Discussion in 'Vintage Topic Archive (Sept - 2009)' started by .40cal_in_Idaho, Nov 30, 2007.


    Went to the range today with my C9. Put 100 rounds downrange. Packed up and went home. Got home, opened up my range bag...no C9. I LEFT IT AT THE RANGE!

    My first thought was, "Oh, God." I called the range, and fortunately, another, MORE RESPONSIBLE firearm owner turned it in to staff. I was VERY, VERY, VERY, VERY fortunate that they did. All I could think about was the worst that could happen. I was on the verge of tears the whole way back to the range. I still have a sick feeling in the pit of my stomach as I write this.

    Now I wonder: Am I really responsible enough to own, carry and operate ANY firearm? It may sound as if I am beating myself up too much over this, but this is HUGE. This could have gone very, very badly.

    I do have the serial numbers of my weapons at home and on my person (USB flash drive, password protected).

    PLEASE, PLEASE, PLEASE do not do what I did.
  2. Glad an honest person found it.

    I am anal about accounting for all weapons before leaving the range to the point that it drives my friends nuts, but at our unmonitored rural range I GUARANTEE if I left a weapon, it would have a new owner unless I got back before anyone else used the range.

    Dont beat yourself up too bad, but do learn from your mistake.

  3. Berating yourself serves no useful purpose. Rather than kick yourself, just resolve to adopt habits that will serve you better in the future.

    Make it a point to double check, then look again to make sure you've cleaned up and put away everything you should. These positive habits will serve you, and anyone with you, well in the future.

    Since nobody was harmed, just look at this as an inexpensive lesson to be taken seriously and an event to never be repeated.
  4. I'm trying to remain positive about this, but it is very difficult, considering what happened. It is next to impossilbe to not think of what could have happened.

    For some reason I have been spared and given a second chance, which WILL NOT be wasted. It shouldn't have happened in the first place, but it did.

    waltham41, nothing wrong with being anal about it. I should have been from the start.

    I know that I was distracted by the guy in the next stall. Shooting an MP5 after all.

    However there is no excuse for what might have become a very ugly situation.

    Trying to remain positive,

  5. Dude, honestly, that would scare the absolute bejesus out of me. Not because of the gun. Hell, the gun is replaceable. BUT, if that gun was taken and used in a crime and the cops recovered it and came back looking for you, that's where it gets bad.

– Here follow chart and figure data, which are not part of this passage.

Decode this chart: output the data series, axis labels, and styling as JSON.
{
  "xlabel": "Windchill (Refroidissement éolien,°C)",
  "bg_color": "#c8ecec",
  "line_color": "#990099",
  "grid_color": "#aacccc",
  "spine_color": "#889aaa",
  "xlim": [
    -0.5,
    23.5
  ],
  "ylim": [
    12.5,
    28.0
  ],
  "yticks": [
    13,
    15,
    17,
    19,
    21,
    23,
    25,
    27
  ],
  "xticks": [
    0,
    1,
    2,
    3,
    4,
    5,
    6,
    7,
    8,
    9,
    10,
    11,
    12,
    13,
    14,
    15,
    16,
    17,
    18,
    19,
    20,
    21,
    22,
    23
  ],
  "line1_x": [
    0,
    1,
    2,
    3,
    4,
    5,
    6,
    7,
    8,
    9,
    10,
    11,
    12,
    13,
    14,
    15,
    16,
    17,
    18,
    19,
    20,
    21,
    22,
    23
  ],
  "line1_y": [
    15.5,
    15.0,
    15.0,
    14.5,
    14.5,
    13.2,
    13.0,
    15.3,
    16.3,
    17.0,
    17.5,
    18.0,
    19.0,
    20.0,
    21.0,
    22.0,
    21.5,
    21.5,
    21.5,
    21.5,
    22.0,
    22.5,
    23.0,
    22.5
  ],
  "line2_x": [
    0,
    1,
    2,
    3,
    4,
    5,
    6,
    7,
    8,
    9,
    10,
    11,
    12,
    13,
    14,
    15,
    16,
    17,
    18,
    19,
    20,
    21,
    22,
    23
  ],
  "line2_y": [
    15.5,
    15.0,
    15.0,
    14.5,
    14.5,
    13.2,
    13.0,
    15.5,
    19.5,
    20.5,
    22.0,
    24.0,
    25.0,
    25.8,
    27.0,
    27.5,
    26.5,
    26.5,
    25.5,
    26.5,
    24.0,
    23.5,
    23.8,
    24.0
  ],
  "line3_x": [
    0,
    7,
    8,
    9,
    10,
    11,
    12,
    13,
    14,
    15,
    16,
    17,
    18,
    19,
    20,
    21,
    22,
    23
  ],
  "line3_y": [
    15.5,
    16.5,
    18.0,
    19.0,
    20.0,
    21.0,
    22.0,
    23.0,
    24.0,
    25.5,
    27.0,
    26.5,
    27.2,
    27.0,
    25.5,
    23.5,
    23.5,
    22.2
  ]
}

    I am glad that you had a positive end to the situation.... Keep your wits about you brother, nothing bad happened.
  6. elguapo

    elguapo Guest

    Awareness is the key. Safety and awarenes are two immutable truths with gunownership. I am glad as well, you got it back. If you get into OCD like habits with making sure where your firearms are, then so be it.
  7. It did scare the crap out of me. As you menitoned, I wasn't worried about the gun itself, but where it could have ended up. I damn near tossed my lunch when I did not find it in my range bag.
  8. Sometimes things like this happen for a reason , It was a wakeup call either for you or for one of us that might be a little careless at the range . We all make mistakes in our lives , but the main thing is how we learn from them and how we change our lives .
  9. minidriver

    minidriver Member

    Good God .40Cal,,,,,, I hate to say it,,,, but DAMN,,,,,,,,,, that almost like leaving a kid behind. I alaways always make sure to police the booth,,, local range requires we pick up our brass. I can't even imagain forgetting a gun of mine,,, even if the guy in the next booth had a gun out of an A-10 Thunderbolt 2. Quit being a mandroid and start paying attention. Hate to be so hard on ya,,, but dude,,,,,,,,,,,,,,,,,,,,,,,,,, good night Irene,,,,,,,,,,that is a BAD mistake.
  10. hpman

    hpman Guest

    Couldn't you just immediately report it stolen to the police. Hypothetically speaking, whoever took the gun knew it was not theirs and if they did not turn it into the range master then they stole it. You can not just take something that does not belong to you even though it is just sitting there and nobody is watching. Don't beat yourself up. I wouldn't worry about someone taking the gun as much as I would worry about some kid coming along and picking it up and getting hurt.

    Character is what you do when no one is watching.
  11. vallen

    vallen Member

    I'm glad you recovered your weapon, but - Why would this be a sticky?
  12. Mumbles

    Mumbles Guest

    I believe that would be called filing a false police report.
  13. I'll bet you don't do that again.
  14. As a reminder that we must be at all times alert when handling ANY firearm.

    We are, after all, only human, and prone to error.